Looking at e-commerce specifically, sales across all categories of e-commerce increased +41%, yet Bev Al e-commerce sales were up +441% during the week ending 4/4/20. As mentioned in our previous post, the number of e-commerce Bev Al buyers during the week ending 3/21/20 was two times that of the average weekly number in the prior 52 weeks. Danny Brager of Nielsen offered that we have seen arguably the greatest, fastest change in shopper behavior ever. He also mentioned that in other categories, once consumers start shopping online they tend to repeat. This could indicate a permanent shift in how consumers purchase wine and other alcoholic beverages. Wine.com is seeing triple-digit growth.

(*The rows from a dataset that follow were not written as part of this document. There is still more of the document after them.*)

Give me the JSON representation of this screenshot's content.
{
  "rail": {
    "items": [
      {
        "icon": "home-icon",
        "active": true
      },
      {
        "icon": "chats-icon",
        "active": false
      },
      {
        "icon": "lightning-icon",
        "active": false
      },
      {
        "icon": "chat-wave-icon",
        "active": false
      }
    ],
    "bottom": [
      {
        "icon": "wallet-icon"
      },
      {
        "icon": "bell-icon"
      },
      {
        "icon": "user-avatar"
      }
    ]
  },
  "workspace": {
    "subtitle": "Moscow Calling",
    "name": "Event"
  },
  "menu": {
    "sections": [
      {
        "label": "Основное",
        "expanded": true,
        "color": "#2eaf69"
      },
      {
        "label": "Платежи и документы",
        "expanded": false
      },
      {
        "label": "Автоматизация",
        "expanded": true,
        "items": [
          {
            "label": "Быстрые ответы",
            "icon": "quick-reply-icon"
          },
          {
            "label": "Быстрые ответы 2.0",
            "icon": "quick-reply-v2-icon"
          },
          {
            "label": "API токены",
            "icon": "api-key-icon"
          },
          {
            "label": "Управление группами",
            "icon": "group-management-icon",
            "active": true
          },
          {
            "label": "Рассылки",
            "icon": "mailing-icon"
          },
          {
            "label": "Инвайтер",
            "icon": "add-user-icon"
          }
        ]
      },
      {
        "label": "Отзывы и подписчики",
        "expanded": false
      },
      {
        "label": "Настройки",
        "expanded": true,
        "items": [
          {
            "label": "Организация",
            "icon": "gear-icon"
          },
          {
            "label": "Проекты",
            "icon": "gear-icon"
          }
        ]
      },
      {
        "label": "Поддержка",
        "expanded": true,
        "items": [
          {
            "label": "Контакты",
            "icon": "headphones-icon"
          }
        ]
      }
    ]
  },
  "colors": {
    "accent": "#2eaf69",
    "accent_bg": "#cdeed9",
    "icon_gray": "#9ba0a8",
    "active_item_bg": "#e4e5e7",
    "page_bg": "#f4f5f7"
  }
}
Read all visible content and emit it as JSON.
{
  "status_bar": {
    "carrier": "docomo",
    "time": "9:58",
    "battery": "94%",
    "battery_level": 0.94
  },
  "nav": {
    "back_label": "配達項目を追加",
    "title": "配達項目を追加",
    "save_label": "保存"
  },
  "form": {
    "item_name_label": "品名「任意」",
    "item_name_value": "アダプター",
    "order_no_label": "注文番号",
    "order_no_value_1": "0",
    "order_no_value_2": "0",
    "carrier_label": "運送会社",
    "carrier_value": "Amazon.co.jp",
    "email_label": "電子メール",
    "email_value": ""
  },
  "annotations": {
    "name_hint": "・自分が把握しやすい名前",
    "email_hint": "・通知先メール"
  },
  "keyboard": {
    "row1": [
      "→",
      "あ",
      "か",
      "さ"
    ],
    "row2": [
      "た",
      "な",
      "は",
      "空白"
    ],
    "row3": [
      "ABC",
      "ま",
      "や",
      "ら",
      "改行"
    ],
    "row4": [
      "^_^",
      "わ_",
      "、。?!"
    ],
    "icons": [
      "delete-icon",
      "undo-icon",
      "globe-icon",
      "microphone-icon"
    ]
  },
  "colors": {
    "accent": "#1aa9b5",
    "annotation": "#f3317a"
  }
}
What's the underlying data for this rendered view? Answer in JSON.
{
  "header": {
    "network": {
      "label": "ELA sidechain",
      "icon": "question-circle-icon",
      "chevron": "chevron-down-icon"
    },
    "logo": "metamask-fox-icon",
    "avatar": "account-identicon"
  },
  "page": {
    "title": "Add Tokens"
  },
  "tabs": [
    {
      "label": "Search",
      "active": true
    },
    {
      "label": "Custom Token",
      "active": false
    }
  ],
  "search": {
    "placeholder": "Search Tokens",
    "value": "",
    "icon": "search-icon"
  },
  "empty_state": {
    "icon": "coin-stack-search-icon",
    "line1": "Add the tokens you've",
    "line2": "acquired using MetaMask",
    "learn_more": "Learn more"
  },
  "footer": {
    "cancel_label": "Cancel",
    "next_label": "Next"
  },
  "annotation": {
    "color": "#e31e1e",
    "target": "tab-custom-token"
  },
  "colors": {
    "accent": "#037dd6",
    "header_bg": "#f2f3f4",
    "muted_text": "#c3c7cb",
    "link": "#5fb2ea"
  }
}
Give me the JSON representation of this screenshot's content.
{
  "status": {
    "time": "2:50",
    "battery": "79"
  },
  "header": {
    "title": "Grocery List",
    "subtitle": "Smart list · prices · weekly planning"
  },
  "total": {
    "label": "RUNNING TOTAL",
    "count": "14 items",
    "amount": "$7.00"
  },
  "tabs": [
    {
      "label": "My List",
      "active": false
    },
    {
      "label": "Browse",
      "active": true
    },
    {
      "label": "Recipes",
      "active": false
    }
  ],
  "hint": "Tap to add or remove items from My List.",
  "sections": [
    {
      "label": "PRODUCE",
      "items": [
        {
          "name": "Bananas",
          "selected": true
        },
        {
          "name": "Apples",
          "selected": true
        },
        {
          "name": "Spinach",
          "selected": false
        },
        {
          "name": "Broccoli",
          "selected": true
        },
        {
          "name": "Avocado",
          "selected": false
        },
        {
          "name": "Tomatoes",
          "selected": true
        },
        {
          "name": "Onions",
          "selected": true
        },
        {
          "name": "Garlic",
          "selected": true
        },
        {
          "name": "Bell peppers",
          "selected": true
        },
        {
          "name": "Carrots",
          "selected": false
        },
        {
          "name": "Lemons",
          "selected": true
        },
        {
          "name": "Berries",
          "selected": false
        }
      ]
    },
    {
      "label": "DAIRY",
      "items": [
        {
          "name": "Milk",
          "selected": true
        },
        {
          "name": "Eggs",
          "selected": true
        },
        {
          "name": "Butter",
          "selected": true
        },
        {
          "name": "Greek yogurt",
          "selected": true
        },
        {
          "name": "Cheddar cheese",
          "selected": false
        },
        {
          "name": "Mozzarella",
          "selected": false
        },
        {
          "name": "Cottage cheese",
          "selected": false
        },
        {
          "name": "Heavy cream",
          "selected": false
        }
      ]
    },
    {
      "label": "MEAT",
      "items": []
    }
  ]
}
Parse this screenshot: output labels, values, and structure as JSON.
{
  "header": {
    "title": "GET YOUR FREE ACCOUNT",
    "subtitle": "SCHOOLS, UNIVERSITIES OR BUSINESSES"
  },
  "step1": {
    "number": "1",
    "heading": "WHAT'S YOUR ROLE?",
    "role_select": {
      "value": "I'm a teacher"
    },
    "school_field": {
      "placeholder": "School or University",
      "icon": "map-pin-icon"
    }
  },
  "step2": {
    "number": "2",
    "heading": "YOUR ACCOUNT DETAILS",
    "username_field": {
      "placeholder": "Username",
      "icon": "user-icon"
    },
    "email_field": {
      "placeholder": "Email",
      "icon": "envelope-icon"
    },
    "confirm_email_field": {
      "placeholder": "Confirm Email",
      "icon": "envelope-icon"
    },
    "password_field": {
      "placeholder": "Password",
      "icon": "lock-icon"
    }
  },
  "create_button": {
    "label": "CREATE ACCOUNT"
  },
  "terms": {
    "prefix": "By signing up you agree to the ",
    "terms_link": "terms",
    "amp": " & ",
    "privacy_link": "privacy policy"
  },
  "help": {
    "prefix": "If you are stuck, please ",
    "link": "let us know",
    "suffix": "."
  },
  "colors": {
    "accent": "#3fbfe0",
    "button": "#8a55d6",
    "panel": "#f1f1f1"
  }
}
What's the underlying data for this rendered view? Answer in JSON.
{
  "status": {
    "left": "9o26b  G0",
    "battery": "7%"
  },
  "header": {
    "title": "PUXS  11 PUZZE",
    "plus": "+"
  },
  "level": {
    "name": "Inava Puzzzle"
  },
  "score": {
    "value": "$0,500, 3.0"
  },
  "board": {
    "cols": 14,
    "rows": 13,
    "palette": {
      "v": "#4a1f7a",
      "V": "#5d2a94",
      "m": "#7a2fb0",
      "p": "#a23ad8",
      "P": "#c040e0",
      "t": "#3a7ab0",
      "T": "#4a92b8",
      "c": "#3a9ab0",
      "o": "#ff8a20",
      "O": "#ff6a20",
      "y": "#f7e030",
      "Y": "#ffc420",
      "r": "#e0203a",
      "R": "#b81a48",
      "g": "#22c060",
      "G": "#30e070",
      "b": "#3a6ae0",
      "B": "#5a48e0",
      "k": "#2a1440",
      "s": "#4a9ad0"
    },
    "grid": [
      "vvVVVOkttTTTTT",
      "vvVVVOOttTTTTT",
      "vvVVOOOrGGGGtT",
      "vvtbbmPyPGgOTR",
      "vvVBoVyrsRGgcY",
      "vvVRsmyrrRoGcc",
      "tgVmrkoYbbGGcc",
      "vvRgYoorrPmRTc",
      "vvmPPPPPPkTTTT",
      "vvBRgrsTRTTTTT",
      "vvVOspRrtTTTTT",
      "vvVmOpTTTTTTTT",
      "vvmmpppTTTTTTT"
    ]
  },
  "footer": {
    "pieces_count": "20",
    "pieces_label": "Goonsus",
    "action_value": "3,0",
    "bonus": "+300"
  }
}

Specific to wine, while all major formats are growing at strong double-digits, 3L box has attracted a significant number of new buyers and is enjoying >+80% growth. Domestic and imported table wines are growing at equivalent rates, and the price tiers in the $11-25 range (specific to bottles) are experiencing higher growth rates than the sub-$11 and over-$25 segments.
The DTC channel, as measured by Wines Vines Analytics and SOVOS ShipCompliant, was about 20% the size of Nielsen’s measured off-premise channel in March. While DTC shipments had been growing in the low-to-mid single digits during late 2019 and early 2020, DTC shipments grew 18% value / 30% volume in March 2020 compared to March 2019. However, the average bottle price dropped from $46 last March to $42 this March, but all segments below $150 reported double-digit growth.
Oregon’s neighbor to the north came out on top for DTC shipments in March, with Washington State winery shipments growing +65%. Shipments to consumers in Washington from all states was up 37.5% compared to last March, likely due to Washington being the first impacted state of the coronavirus outbreak.